Por: Carlos Zacarias, colunista do Esquerda Online

Fidel está morto, mas a Ação Libertadora Nacional (ALN), ao que parece, acaba de ressurgir no Brasil. Anunciando aos quatro cantos que a iniciativa de recriação ocorre “porque há a necessidade de atuar na clandestinidade, uma vez que a luta dentro de partidos, movimentos sociais e coletivos autônomos se distanciou do povo e da realidade”, uma organização autointitulada ALN acaba de ser fundada no Brasil, com o lançamento de um extenso manifesto na internet. Mas qual é mesmo o significado de fundação de uma organização guerrilheira no ano em que as FARC anunciam acordo de paz com o governo colombiano e que Cuba reata relações com os Estados Unidos? O que significa refundar a ALN há quase 50 anos da experiência original?

Supondo-se se tratar de uma iniciativa autêntica de grupos e, ou indivíduos que lutam pela revolução e não uma “isca” de agentes provocadores para atrair militantes com o objetivo de promover a infiltração nas organizações existentes, podemos ainda perguntar, qual o sentido de reeditar uma experiência que, de conjunto, fracassou e terminou por derrotar toda uma geração de abnegados militantes que terminaram mortos pela repressão?

As perguntas não tem respostas fáceis, mas surpreende que alguém pretenda refundar a ALN numa circunstância em que as guerrilhas se tornaram anacrônicas e as organizações de esquerda dispõem de meios bastante mais eficazes para arregimentar simpatizantes e atuar na luta de massas. De outro lado, causa espanto que em um manifesto público se assuma haver “companheiros dedicados na montagem de um centro de treinamento guerrilheiro”, e que em pleno século XXI se afirme que “Todos nós somos guerrilheiros, terroristas e assaltantes”, quando se sabe que o epíteto de “terrorista” e “assaltante” foi justamente imputado pelos inimigos de classes, encastelados no Estado sob a ditadura.
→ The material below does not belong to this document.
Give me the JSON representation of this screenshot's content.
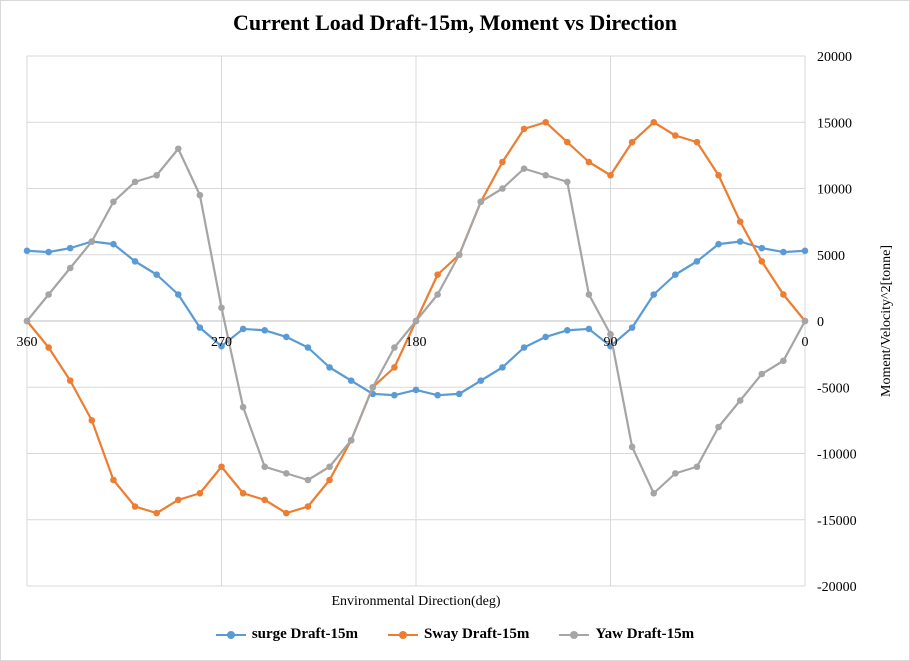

A ALN original foi fundada em 1967 a partir de uma importante ruptura do PCB. Entre seus principais integrantes, estavam Carlos Marighella e Joaquim Câmara Ferreira, que eram figuras experimentadas na luta de classes no Brasil, com importante papel dirigente no Partido Comunista Brasileiro (PCB) por mais de três décadas. A propósito da criminalização das lutas que brutalmente recrudescia, escrevendo sobre o episódio da sua prisão quando do golpe em 1964, Marighella, que viria a se tornar o principal inimigo da ditadura brasileira, fez questão de deixar claro que era comunista e não um criminoso.

Obviamente que não se pode desprezar a simbologia de uma era de revolucionários que, com fuzis na mão, barba farta e retórica inflamada, desceram a Sierra Maestra para tomar o poder em Cuba. Fidel Castro e Che Guevara são os símbolos máximos de uma época que incendiou corações e mentes e que teve no Brasil ações armadas espetaculares que ajudaram a encantar o olhar de uma geração que iniciava sua trajetória militante no rescaldo da incontornável derrota consumada em inícios dos anos 1970. Passadas algumas décadas, os ideias vanguardistas sintetizados nos escritos de Regis Debray e Che Guevara, que ajudaram a fazer a cabeça da esquerda da época, hoje são peças de museu na conturbada e heroica trajetória das organizações revolucionárias da segunda metade do século XX.

Em que pese a força do romantismo vanguardista, jovens militantes que caminhavam para o trotskismo no início dos anos 1970 não deixaram de abrir polêmica com o que lhes parecia ser um erro. “A propósito de um sequestro”, um importante texto escrito contra as espetaculares ações armadas que culminaram com o sequestro do embaixador norte-americano Charles Elbrick, negava que sequestros e ações armadas de vanguarda pudessem derrotar a ditadura, para concluir que a “preparação do proletariado e a educação de sua vanguarda política começam a partir das lutas moleculares que se desenvolvem na base das associações, ainda que nos períodos de refluxo comparáveis ao que se vive hoje no Brasil (…) Os que hoje pensam poder saltar toda esta etapa de preparação receberão mais de uma vez o veredicto da história”.

Na oportunidade em que refletimos sobre o significado das nossas glórias e fracassos em função da morte de Fidel Castro, não podemos deixar de chamar atenção para os nossos erros e apontar a necessidade de enterrar nossos mortos.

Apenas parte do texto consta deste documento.